Justement, comment établir la négligence criminelle lorsqu’il s’agit de catastrophes naturelles comme un cyclone ou une flash flood ? La défense classique invoquée dans ce genre de cas est la force majeure, avance le juriste. En droit, la force majeure se rapporte à un événement qui est de nature « imprévisible, insurmontable et indépendant du contrôle de la personne concernée ».

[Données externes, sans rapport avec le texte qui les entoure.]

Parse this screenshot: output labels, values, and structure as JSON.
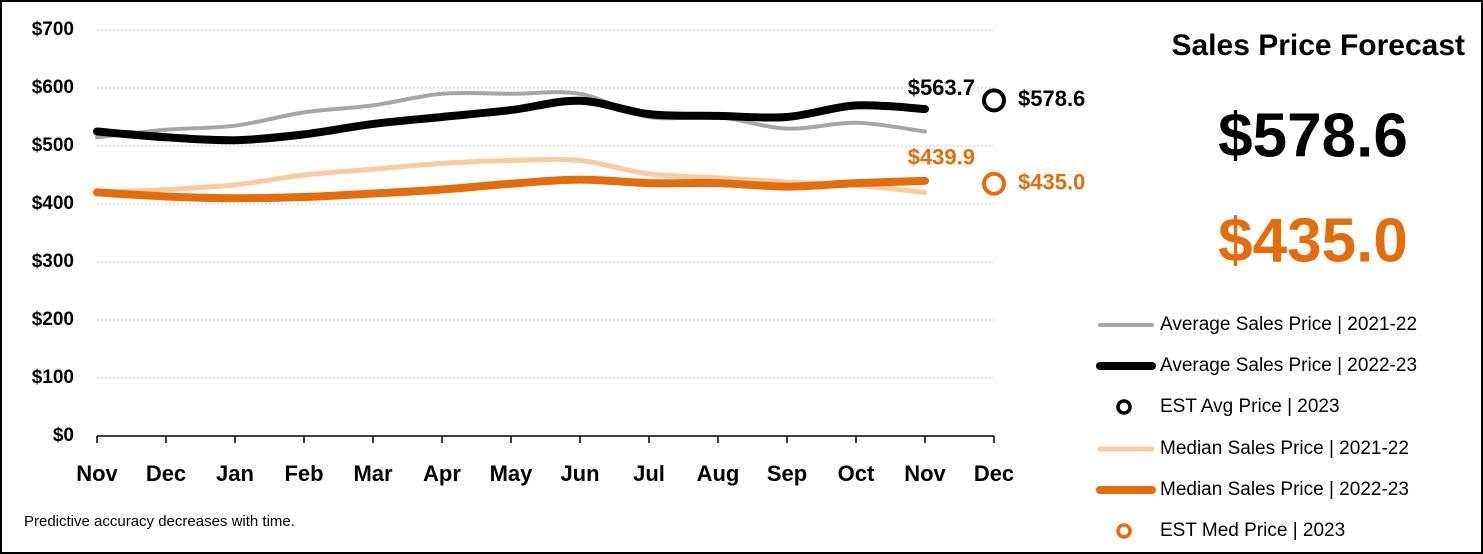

Si la personne responsable des événements a suivi à la lettre le protocole d’urgence et qu’il y a eu quand même des morts lors de ces catastrophes, on ne pourra pas la blâmer. Cependant, fait-il comprendre, cela dépendra d’une question de preuve. La cour, à titre d’exemple, pourra auditionner les membres du National Emergency Operations Command (NEOC) et tous ceux qui sont responsables. On saura alors ce qui a poussé le chef du gouvernement à prendre certaines décisions, le lundi 15 janvier.

Faut-il introduire le délit de négligence criminelle à Maurice ? « Définitivement », répond Rajen Narsinghen. Observant des lacunes dans nos législations, il propose d’introduire la notion de négligence criminelle « pour responsabiliser les fonctionnaires et ministres ». Il insiste toutefois sur la nécessité d’une approche judicieuse afin d’éviter des poursuites injustifiées. « Les responsabiliser davantage ne veut pas dire qu’il faut les poursuivre à tort ou à travers sur le plan criminel. »

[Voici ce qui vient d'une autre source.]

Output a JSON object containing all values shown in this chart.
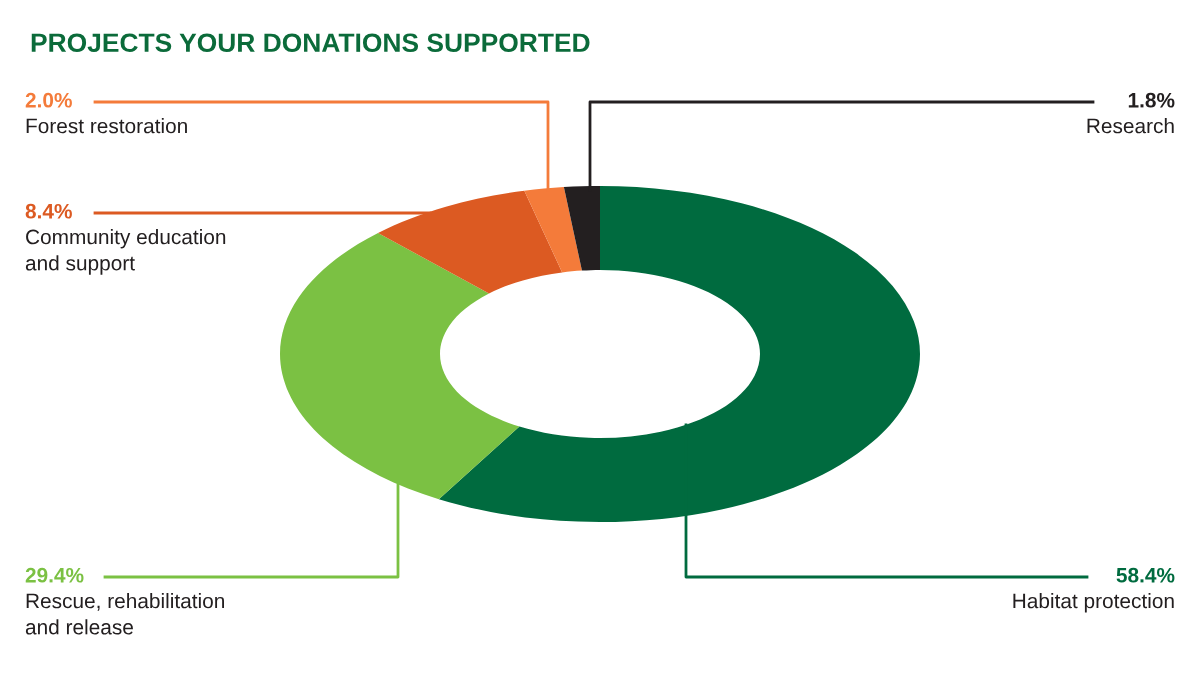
{
  "chart_data": {
    "type": "donut",
    "title": "PROJECTS YOUR DONATIONS SUPPORTED",
    "categories": [
      "Habitat protection",
      "Rescue, rehabilitation\nand release",
      "Community education\nand support",
      "Forest restoration",
      "Research"
    ],
    "values": [
      58.4,
      29.4,
      8.4,
      2.0,
      1.8
    ],
    "colors": [
      "#006b3f",
      "#7bc143",
      "#dc5a22",
      "#f47b3a",
      "#231f20"
    ],
    "value_labels": [
      "58.4%",
      "29.4%",
      "8.4%",
      "2.0%",
      "1.8%"
    ]
  }
}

Malgré tout, Rajen Narsinghen reste convaincu : il faut introduire la négligence criminelle dans nos lois pour qu’à l’avenir, certaines personnes soient plus rigoureuses dans leur approche.


Asraf NoormahomedPrivate prosecution contre le PM et le ministre Husnoo

Une première action a été portée en justice, le 19 janvier 2024, après les inondations survenues dans le sillage du passage du cyclone Belal. Asraf Noormahomed, un charpentier de Morcellement Guibies, à Pailles, frère du défunt Anwar Rehaz Noormahomed, a déposé une poursuite privée (private prosecution) contre le Premier ministre (PM) Pravind Jugnauth et le vice-Premier ministre (VPM) et ministre des Collectivités locales et de la gestion des risques, Anwar Husnoo, devant le tribunal de Port-Louis.

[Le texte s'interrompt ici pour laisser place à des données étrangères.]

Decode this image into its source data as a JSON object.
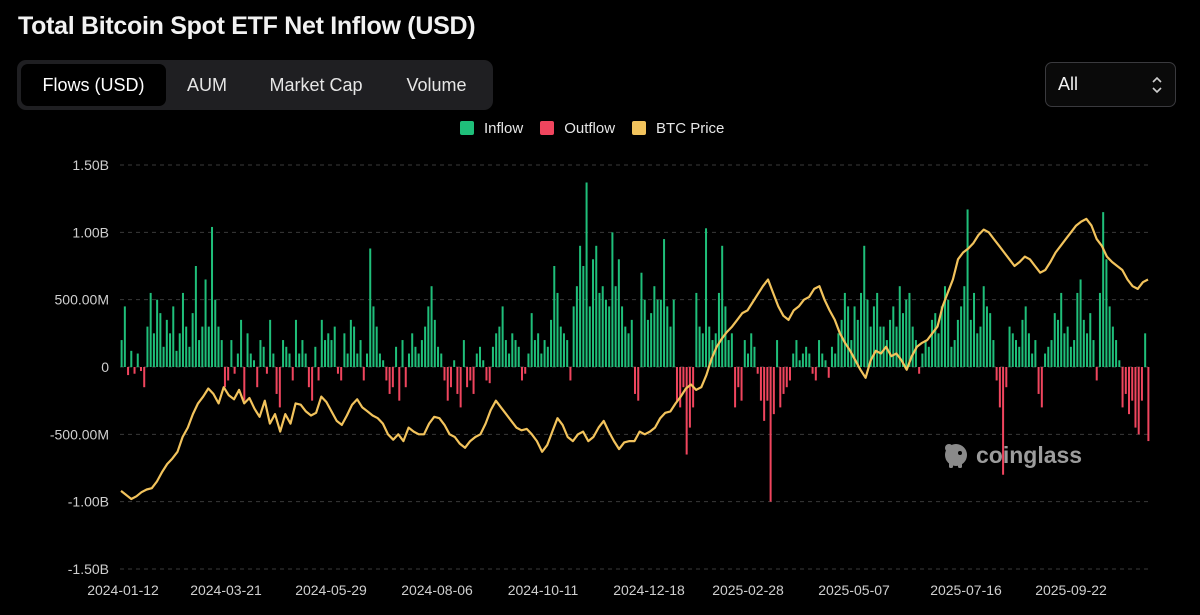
{
  "title": "Total Bitcoin Spot ETF Net Inflow (USD)",
  "tabs": [
    {
      "label": "Flows (USD)",
      "active": true
    },
    {
      "label": "AUM",
      "active": false
    },
    {
      "label": "Market Cap",
      "active": false
    },
    {
      "label": "Volume",
      "active": false
    }
  ],
  "range_select": {
    "value": "All"
  },
  "legend": [
    {
      "label": "Inflow",
      "color": "#1fbf7a"
    },
    {
      "label": "Outflow",
      "color": "#f0455e"
    },
    {
      "label": "BTC Price",
      "color": "#f2c35c"
    }
  ],
  "watermark": {
    "text": "coinglass",
    "icon": "coinglass-logo-icon"
  },
  "colors": {
    "inflow": "#1fbf7a",
    "outflow": "#f0455e",
    "price": "#f2c35c",
    "grid": "#3a3a3a",
    "axis_text": "#cfcfcf"
  },
  "chart_data": {
    "type": "bar",
    "title": "Total Bitcoin Spot ETF Net Inflow (USD)",
    "x_tick_labels": [
      "2024-01-12",
      "2024-03-21",
      "2024-05-29",
      "2024-08-06",
      "2024-10-11",
      "2024-12-18",
      "2025-02-28",
      "2025-05-07",
      "2025-07-16",
      "2025-09-22"
    ],
    "y_tick_labels": [
      "1.50B",
      "1.00B",
      "500.00M",
      "0",
      "-500.00M",
      "-1.00B",
      "-1.50B"
    ],
    "ylim": [
      -1500000000,
      1500000000
    ],
    "grid": "horizontal-dashed",
    "legend_position": "top-center",
    "series": [
      {
        "name": "Flows (USD)",
        "note_colors": "green for Inflow, red for Outflow",
        "values": [
          [
            0.2,
            0.45,
            -0.06,
            0.12,
            -0.05,
            0.1,
            -0.03,
            -0.15,
            0.3,
            0.55,
            0.25,
            0.5,
            0.4,
            0.15,
            0.35,
            0.25,
            0.45,
            0.12,
            0.25,
            0.55,
            0.3,
            0.15,
            0.4,
            0.75,
            0.2,
            0.3,
            0.65,
            0.3,
            1.04,
            0.5,
            0.3,
            0.2,
            -0.15,
            -0.1,
            0.2,
            -0.05,
            0.1,
            0.35,
            -0.25,
            0.25,
            0.1,
            0.05,
            -0.15,
            0.2,
            0.15,
            -0.05,
            0.35,
            0.1,
            -0.2,
            -0.3,
            0.2,
            0.15,
            0.1,
            -0.1,
            0.35,
            0.1,
            0.2,
            0.1,
            -0.15,
            -0.25,
            0.15,
            -0.1,
            0.35,
            0.2,
            0.25,
            0.2,
            0.3,
            -0.05,
            -0.1,
            0.25,
            0.1,
            0.35,
            0.3,
            0.1,
            0.2,
            -0.1,
            0.1,
            0.88,
            0.45,
            0.3,
            0.1,
            0.05,
            -0.1,
            -0.2,
            -0.15,
            0.15,
            -0.25,
            0.2,
            -0.15,
            0.1,
            0.25,
            0.15,
            0.1,
            0.2,
            0.3,
            0.45,
            0.6,
            0.35,
            0.15,
            0.1,
            -0.1,
            -0.25,
            -0.15,
            0.05,
            -0.2,
            -0.3,
            0.2,
            -0.15,
            -0.1,
            -0.2,
            0.1,
            0.15,
            0.05,
            -0.1,
            -0.12,
            0.15,
            0.25,
            0.3,
            0.45,
            0.2,
            0.1,
            0.25,
            0.2,
            0.15,
            -0.1,
            -0.05,
            0.1,
            0.4,
            0.2,
            0.25,
            0.1,
            0.2,
            0.15,
            0.35,
            0.75,
            0.55,
            0.3,
            0.25,
            0.2,
            -0.1,
            0.45,
            0.6,
            0.9,
            0.75,
            1.37,
            0.45,
            0.8,
            0.9,
            0.55,
            0.6,
            0.5,
            0.45,
            1.0,
            0.6,
            0.8,
            0.45,
            0.3,
            0.25,
            0.35,
            -0.2,
            -0.25,
            0.7,
            0.5,
            0.35,
            0.4,
            0.6,
            0.5,
            0.5,
            0.95,
            0.45,
            0.3,
            0.5,
            -0.25,
            -0.3,
            -0.15,
            -0.65,
            -0.45,
            -0.3,
            0.55,
            0.3,
            0.25,
            1.03,
            0.3,
            0.2,
            0.25,
            0.55,
            0.9,
            0.45,
            0.2,
            0.25,
            -0.3,
            -0.15,
            -0.25,
            0.2,
            0.1,
            0.25,
            0.15,
            -0.05,
            -0.25,
            -0.4,
            -0.25,
            -1.0,
            -0.35,
            0.2,
            -0.3,
            -0.2,
            -0.15,
            -0.1,
            0.1,
            0.2,
            0.05,
            0.1,
            0.15,
            0.1,
            -0.05,
            -0.1,
            0.2,
            0.1,
            0.05,
            -0.08,
            0.15,
            0.1,
            0.25,
            0.35,
            0.55,
            0.45,
            0.2,
            0.45,
            0.35,
            0.55,
            0.9,
            0.5,
            0.3,
            0.45,
            0.55,
            0.3,
            0.3,
            0.2,
            0.35,
            0.45,
            0.3,
            0.6,
            0.4,
            0.5,
            0.55,
            0.3,
            0.2,
            -0.05,
            0.1,
            0.2,
            0.15,
            0.35,
            0.4,
            0.25,
            0.45,
            0.6,
            0.5,
            0.15,
            0.2,
            0.35,
            0.45,
            0.6,
            1.17,
            0.35,
            0.55,
            0.25,
            0.3,
            0.6,
            0.45,
            0.4,
            0.2,
            -0.1,
            -0.3,
            -0.8,
            -0.15,
            0.3,
            0.25,
            0.2,
            0.15,
            0.35,
            0.45,
            0.25,
            0.1,
            0.2,
            -0.2,
            -0.3,
            0.1,
            0.15,
            0.2,
            0.4,
            0.35,
            0.55,
            0.25,
            0.3,
            0.15,
            0.2,
            0.55,
            0.65,
            0.35,
            0.25,
            0.4,
            0.2,
            -0.1,
            0.55,
            1.15,
            0.8,
            0.45,
            0.3,
            0.2,
            0.05,
            -0.3,
            -0.2,
            -0.35,
            -0.25,
            -0.45,
            -0.5,
            -0.25,
            0.25,
            -0.55
          ]
        ]
      },
      {
        "name": "BTC Price",
        "note": "plotted against the same axes; no separate price axis is printed",
        "values": [
          [
            -0.92,
            -0.95,
            -0.98,
            -0.96,
            -0.93,
            -0.91,
            -0.9,
            -0.85,
            -0.78,
            -0.72,
            -0.68,
            -0.63,
            -0.52,
            -0.45,
            -0.35,
            -0.27,
            -0.22,
            -0.16,
            -0.2,
            -0.27,
            -0.15,
            -0.21,
            -0.24,
            -0.17,
            -0.27,
            -0.23,
            -0.31,
            -0.37,
            -0.25,
            -0.42,
            -0.35,
            -0.48,
            -0.35,
            -0.42,
            -0.27,
            -0.28,
            -0.33,
            -0.36,
            -0.34,
            -0.22,
            -0.26,
            -0.33,
            -0.4,
            -0.43,
            -0.36,
            -0.28,
            -0.24,
            -0.3,
            -0.33,
            -0.36,
            -0.38,
            -0.42,
            -0.5,
            -0.54,
            -0.5,
            -0.55,
            -0.45,
            -0.48,
            -0.5,
            -0.5,
            -0.42,
            -0.37,
            -0.38,
            -0.43,
            -0.5,
            -0.52,
            -0.57,
            -0.6,
            -0.55,
            -0.52,
            -0.5,
            -0.42,
            -0.32,
            -0.25,
            -0.3,
            -0.35,
            -0.4,
            -0.45,
            -0.47,
            -0.46,
            -0.5,
            -0.55,
            -0.63,
            -0.58,
            -0.48,
            -0.38,
            -0.43,
            -0.52,
            -0.55,
            -0.5,
            -0.48,
            -0.55,
            -0.52,
            -0.45,
            -0.4,
            -0.48,
            -0.55,
            -0.61,
            -0.56,
            -0.55,
            -0.55,
            -0.48,
            -0.5,
            -0.48,
            -0.45,
            -0.38,
            -0.34,
            -0.33,
            -0.27,
            -0.22,
            -0.16,
            -0.13,
            -0.17,
            -0.15,
            -0.06,
            0.06,
            0.15,
            0.21,
            0.26,
            0.3,
            0.35,
            0.4,
            0.42,
            0.48,
            0.54,
            0.6,
            0.65,
            0.55,
            0.45,
            0.38,
            0.35,
            0.42,
            0.45,
            0.5,
            0.52,
            0.58,
            0.6,
            0.5,
            0.42,
            0.35,
            0.25,
            0.18,
            0.12,
            0.05,
            -0.02,
            -0.08,
            0.05,
            0.12,
            0.1,
            0.15,
            0.08,
            0.1,
            0.05,
            -0.02,
            0.08,
            0.15,
            0.18,
            0.2,
            0.25,
            0.3,
            0.45,
            0.55,
            0.65,
            0.8,
            0.85,
            0.88,
            0.92,
            0.98,
            1.02,
            1.0,
            0.95,
            0.9,
            0.85,
            0.8,
            0.75,
            0.78,
            0.82,
            0.8,
            0.75,
            0.7,
            0.72,
            0.78,
            0.85,
            0.9,
            0.95,
            1.0,
            1.05,
            1.08,
            1.1,
            1.05,
            0.95,
            0.9,
            0.82,
            0.78,
            0.75,
            0.72,
            0.65,
            0.6,
            0.58,
            0.63,
            0.65
          ]
        ]
      }
    ]
  }
}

Asraf Noormahomed accuse le PM et le VPM de « culpable omission ». Il leur reproche d’avoir failli à prendre les décisions qui s’imposent face à la catastrophe ayant conduit au décès tragique d’Anwar Rehaz Noormahomed. Il invoque l’échec du gouvernement à émettre des avertissements et des plans d’évacuation en temps opportun, malgré l’approche imminente du cyclone.

Il souligne que le ministre Anwar Husnoo a concédé qu’il y a eu des lacunes dans la gestion de la crise lors d’une interview télévisée. Il demande au tribunal de placer les deux hauts officiels de l’État sous contrôle judiciaire. L’affaire sera appelée le 13 février 2024 devant le tribunal.

Asraf Noormahomed a retenu les services de Mes Sanjeev Teelukdharry et Pazhany Rangasamy, avoué.